What is the way to collect big data? 1. Offline Collection:
Tool: ETL. In the context of data warehouse, ETL is basically the representative of data collection, including data extraction, transformation and loading. In the process of conversion, it is necessary to manage data according to specific business scenarios, such as monitoring and filtering illegal data, format conversion and data standardization, data replacement, and ensuring data integrity.
2. Real-time acquisition:
Tools: sink/Kafka. Real-time collection is mainly used to consider the business scenarios of stream processing, for example, to record various operational activities of data sources, such as traffic management of network monitoring, stock accounting of financial applications, user access behavior recorded by web servers, etc. In the stream processing scenario, data acquisition will become Kafka's consumer, just like a dam intercepting continuous data from the upstream, and then doing corresponding processing (such as de-duplication, de-noise, intermediate calculation, etc.). ) according to the business scenario, and then write it into the corresponding data storage.

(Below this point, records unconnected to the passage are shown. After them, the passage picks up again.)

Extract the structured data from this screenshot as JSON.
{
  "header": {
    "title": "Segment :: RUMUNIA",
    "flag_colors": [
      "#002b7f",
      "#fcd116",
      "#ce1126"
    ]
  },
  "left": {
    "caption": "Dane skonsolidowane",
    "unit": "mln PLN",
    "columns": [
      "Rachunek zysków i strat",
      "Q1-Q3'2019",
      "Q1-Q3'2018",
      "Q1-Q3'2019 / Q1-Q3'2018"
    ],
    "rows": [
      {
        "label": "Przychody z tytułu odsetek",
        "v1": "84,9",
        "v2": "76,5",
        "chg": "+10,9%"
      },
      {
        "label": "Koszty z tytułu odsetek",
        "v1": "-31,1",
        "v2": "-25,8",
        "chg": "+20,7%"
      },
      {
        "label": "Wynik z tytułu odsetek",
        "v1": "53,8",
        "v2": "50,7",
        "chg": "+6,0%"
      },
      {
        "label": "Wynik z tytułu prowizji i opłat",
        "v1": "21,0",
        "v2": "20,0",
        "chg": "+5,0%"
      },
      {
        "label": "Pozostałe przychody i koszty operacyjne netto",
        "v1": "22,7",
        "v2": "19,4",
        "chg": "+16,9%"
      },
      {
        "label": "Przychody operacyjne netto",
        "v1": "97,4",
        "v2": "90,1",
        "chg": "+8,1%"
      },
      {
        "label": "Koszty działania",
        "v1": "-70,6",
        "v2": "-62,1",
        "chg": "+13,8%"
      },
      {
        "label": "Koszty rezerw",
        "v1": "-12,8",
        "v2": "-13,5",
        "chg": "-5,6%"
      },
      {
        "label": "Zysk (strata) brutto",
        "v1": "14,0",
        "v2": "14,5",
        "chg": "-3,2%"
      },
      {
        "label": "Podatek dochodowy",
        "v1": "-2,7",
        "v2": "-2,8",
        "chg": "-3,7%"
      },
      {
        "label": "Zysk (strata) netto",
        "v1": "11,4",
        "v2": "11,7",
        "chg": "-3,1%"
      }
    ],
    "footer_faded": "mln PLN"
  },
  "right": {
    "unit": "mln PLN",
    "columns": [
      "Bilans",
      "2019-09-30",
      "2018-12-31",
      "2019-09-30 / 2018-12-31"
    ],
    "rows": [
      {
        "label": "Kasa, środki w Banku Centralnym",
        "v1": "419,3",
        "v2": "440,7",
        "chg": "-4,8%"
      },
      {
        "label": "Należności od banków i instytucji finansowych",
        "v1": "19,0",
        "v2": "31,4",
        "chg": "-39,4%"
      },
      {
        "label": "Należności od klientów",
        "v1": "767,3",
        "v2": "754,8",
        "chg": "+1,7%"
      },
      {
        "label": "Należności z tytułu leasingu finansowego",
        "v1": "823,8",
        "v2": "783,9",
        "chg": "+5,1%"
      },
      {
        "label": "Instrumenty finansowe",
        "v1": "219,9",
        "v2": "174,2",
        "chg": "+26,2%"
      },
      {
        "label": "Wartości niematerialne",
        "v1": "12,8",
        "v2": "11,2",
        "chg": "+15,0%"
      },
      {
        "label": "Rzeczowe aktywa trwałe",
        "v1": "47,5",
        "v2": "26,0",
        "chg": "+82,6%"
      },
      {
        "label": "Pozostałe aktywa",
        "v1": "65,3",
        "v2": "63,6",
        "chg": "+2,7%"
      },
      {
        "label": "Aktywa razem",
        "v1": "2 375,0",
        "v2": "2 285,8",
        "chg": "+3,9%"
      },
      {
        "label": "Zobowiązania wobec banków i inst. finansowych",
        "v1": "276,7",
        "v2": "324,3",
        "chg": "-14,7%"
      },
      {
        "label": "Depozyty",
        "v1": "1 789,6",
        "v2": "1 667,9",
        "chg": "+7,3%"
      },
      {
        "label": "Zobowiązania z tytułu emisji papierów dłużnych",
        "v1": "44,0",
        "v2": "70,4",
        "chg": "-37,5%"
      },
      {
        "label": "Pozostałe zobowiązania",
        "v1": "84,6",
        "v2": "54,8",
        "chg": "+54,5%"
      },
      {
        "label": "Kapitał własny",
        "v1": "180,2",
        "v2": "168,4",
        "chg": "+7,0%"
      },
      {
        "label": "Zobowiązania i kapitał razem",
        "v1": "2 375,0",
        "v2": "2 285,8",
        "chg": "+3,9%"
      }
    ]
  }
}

This process is similar to traditional ETL, but it is a stream processing mode, not a scheduled batch job. These tools all adopt distributed architecture, which can meet the requirements of logging data collection and transmission of hundreds of MB per second.
3. Internet collection:
Tools: reptile, DPI, etc. Scribe is a data collection system developed by Facebook. Also known as web spider and web robot, it is a program or script that automatically crawls information from the World Wide Web according to certain rules, and it supports the collection of files or attachments such as pictures, audio and video.
What is the process of big data collection? The process of big data collection and processing mainly includes data collection, data preprocessing, data storage, data processing and analysis, and data quality runs through the whole big data process, which is very critical. Every data processing link will have an impact on the quality of big data. Let's talk about the process and processing method of big data data collection.
Big data data collection In the process of data collection, data sources will affect the authenticity, integrity, consistency, accuracy and security of big data quality.
Data preprocessing There are usually one or more data sources in the process of big data collection, including homogeneous or heterogeneous databases, file systems, service interfaces, etc. , vulnerable to noise data, missing data values, data conflicts, etc. Therefore, it is necessary to preprocess the collected large data sets to ensure the accuracy and value of the big data analysis and prediction results.